The ivy presents a soft geometry on the hard stone. The tree is a cornelian cherry (Cornus mas).

In the garden you can see traditional ways of training plants, such as this espalier, now almost leafless, leaving the structure clearly visible. This is a pear tree, and has been in the garden since the 1940s. I learned from the blog that this technique dates from the Renaissance, not earlier.

Behind some sturdy cabbages is a tuteur, a pyramidal structure to support plants. I don't know what was growing on this, or why it is full of small branches, but it is a gorgeously textured object.

One of the garden beds was labeled as "Plants used by Medieval artists", though from a little research, I think they were mostly used for textile dyes rather than pigments. The three plants above are Woad, Our-Lady's-Bedstraw, and Weld. Woad yields a blue dye similar to that of indigo, but not as strong; the tops of Our-Lady's-Bedstraw give a yellow dye, the roots red; weld is also yellow and when overdyed with woad produces a deep green.

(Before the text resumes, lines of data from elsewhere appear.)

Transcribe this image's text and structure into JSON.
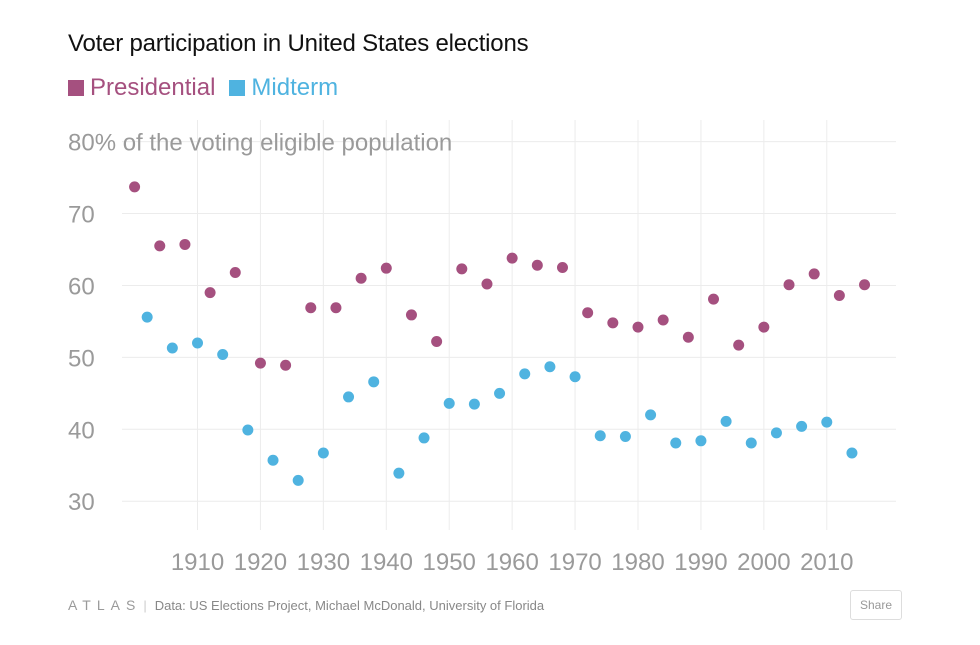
{
  "chart_data": {
    "type": "scatter",
    "title": "Voter participation in United States elections",
    "ylabel": "% of the voting eligible population",
    "xlabel": "",
    "ylim": [
      26,
      83
    ],
    "xlim": [
      1898,
      2021
    ],
    "yticks": [
      30,
      40,
      50,
      60,
      70,
      80
    ],
    "ytick_labels": [
      "30",
      "40",
      "50",
      "60",
      "70",
      "80% of the voting eligible population"
    ],
    "xticks": [
      1910,
      1920,
      1930,
      1940,
      1950,
      1960,
      1970,
      1980,
      1990,
      2000,
      2010
    ],
    "xtick_labels": [
      "1910",
      "1920",
      "1930",
      "1940",
      "1950",
      "1960",
      "1970",
      "1980",
      "1990",
      "2000",
      "2010"
    ],
    "grid": true,
    "legend": "top-left",
    "series": [
      {
        "name": "Presidential",
        "color": "#a5507f",
        "points": [
          [
            1900,
            73.7
          ],
          [
            1904,
            65.5
          ],
          [
            1908,
            65.7
          ],
          [
            1912,
            59.0
          ],
          [
            1916,
            61.8
          ],
          [
            1920,
            49.2
          ],
          [
            1924,
            48.9
          ],
          [
            1928,
            56.9
          ],
          [
            1932,
            56.9
          ],
          [
            1936,
            61.0
          ],
          [
            1940,
            62.4
          ],
          [
            1944,
            55.9
          ],
          [
            1948,
            52.2
          ],
          [
            1952,
            62.3
          ],
          [
            1956,
            60.2
          ],
          [
            1960,
            63.8
          ],
          [
            1964,
            62.8
          ],
          [
            1968,
            62.5
          ],
          [
            1972,
            56.2
          ],
          [
            1976,
            54.8
          ],
          [
            1980,
            54.2
          ],
          [
            1984,
            55.2
          ],
          [
            1988,
            52.8
          ],
          [
            1992,
            58.1
          ],
          [
            1996,
            51.7
          ],
          [
            2000,
            54.2
          ],
          [
            2004,
            60.1
          ],
          [
            2008,
            61.6
          ],
          [
            2012,
            58.6
          ],
          [
            2016,
            60.1
          ]
        ]
      },
      {
        "name": "Midterm",
        "color": "#4fb3e0",
        "points": [
          [
            1902,
            55.6
          ],
          [
            1906,
            51.3
          ],
          [
            1910,
            52.0
          ],
          [
            1914,
            50.4
          ],
          [
            1918,
            39.9
          ],
          [
            1922,
            35.7
          ],
          [
            1926,
            32.9
          ],
          [
            1930,
            36.7
          ],
          [
            1934,
            44.5
          ],
          [
            1938,
            46.6
          ],
          [
            1942,
            33.9
          ],
          [
            1946,
            38.8
          ],
          [
            1950,
            43.6
          ],
          [
            1954,
            43.5
          ],
          [
            1958,
            45.0
          ],
          [
            1962,
            47.7
          ],
          [
            1966,
            48.7
          ],
          [
            1970,
            47.3
          ],
          [
            1974,
            39.1
          ],
          [
            1978,
            39.0
          ],
          [
            1982,
            42.0
          ],
          [
            1986,
            38.1
          ],
          [
            1990,
            38.4
          ],
          [
            1994,
            41.1
          ],
          [
            1998,
            38.1
          ],
          [
            2002,
            39.5
          ],
          [
            2006,
            40.4
          ],
          [
            2010,
            41.0
          ],
          [
            2014,
            36.7
          ]
        ]
      }
    ]
  },
  "footer": {
    "brand": "ATLAS",
    "separator": "|",
    "source": "Data: US Elections Project, Michael McDonald, University of Florida"
  },
  "share_label": "Share"
}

I have a special fondness for thistle-type plants, whose form I find very rich with its geometrically ordered parts. This is Fuller's teasel, which interestingly was used in processing textiles, combing wool and raising its nap. Some weavers still use this plant although it was mainly replaced by metal combs.

And lastly, a look from the garden out over the Hudson River to the Palisades of New Jersey. I was so lucky to visit on such a perfect day at such a beautiful time of year.

Previous posts on the Cloisters:
At the Cloisters: Sculpture
At the Cloisters: Architecture


  1. I have been to NYC only twice, each time on my elsewhere. Although I have always hoped to go to The Cloisters I have never had the time. Thank you for your wonderful photos. They were like a mini visit.

  2. Facinating to think about how hard people had to work to get dyes, their food etc. We are quite spoiled in our age.

  3. A., I'm happy that you enjoyed my posts on the Cloisters.
    Lisa, yes, it's really amazing when you stop to think how difficult life used to be. Simpler in many ways, but just surviving was harder for most.